Trumpolini will begin his victory tour of the swing states this week, starting in Cincinnati, Ohio on Thursday. This isn’t a normal thing; presidents-elect are usually too busy preparing to take on leadership of one of the largest organizations in the world to bother with staging mass circle-jerks with supporters.
But perhaps the Ein Volk, Ein Reich, Ein Führer Tour presents an opportunity to show that we’re not all Good Germans. I’m not in Ohio, but if I were, I’d be combing through social media right now to find and/or start discussions about staging demonstrations to counter the fascist-scented adulation event.

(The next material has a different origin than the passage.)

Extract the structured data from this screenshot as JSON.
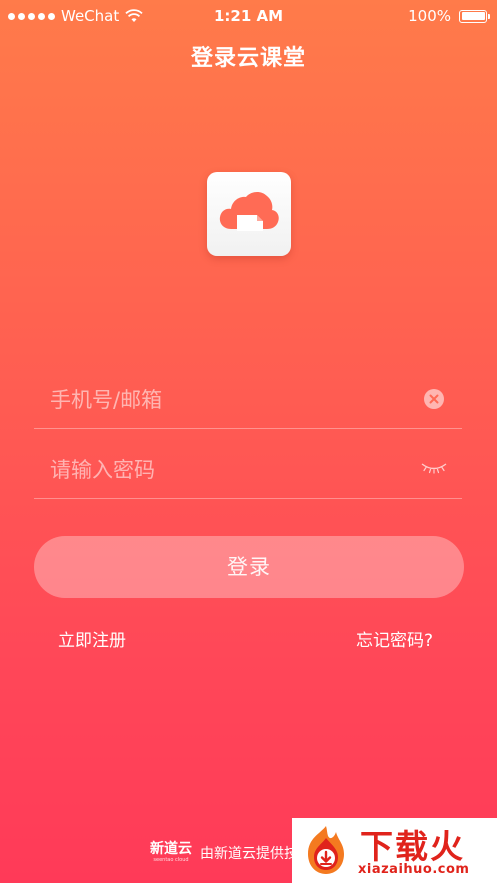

And when the shit-gibbon takes his Hair Furor act to Florida, I will be there — regardless of where it is in the state. For the moment, we’re still living in a country where the president understands and respects the First Amendment.
Why bother? Well, Trump is a narcissist who thrives on adulation. But his ego is brittle enough that he is driven to tell embarrassing lies about facts that contradict his self-image, such as his massive popular vote loss and the spontaneous demonstrations that broke out nationwide when he won the Electoral College. It gets under his skin.
Trump’s takeaway from the RNC was that he is “very well-liked.” Well, he’s not; Trump will in fact be inaugurated as the most unpopular president-elect in the history of polling, who lost the popular vote by the widest margin ever. He should be reminded frequently that we don’t all love him, via news reports of peaceful demonstrations, if necessary. No honeymoon for you, you nasty old goat.
I’m sure opinions vary around here on the utility of protests. I think they have their place, and coming out in force to express opposition to a tin-horn fascist wannabe who’s trying to stage a self-love fest on my turf sounds like a good idea to me. What say you?
PS: Opposing Manhattan Mussolini and shoring up democratic institutions will require the ability to multitask. You can call your senators while you’re waiting for the demonstration to start.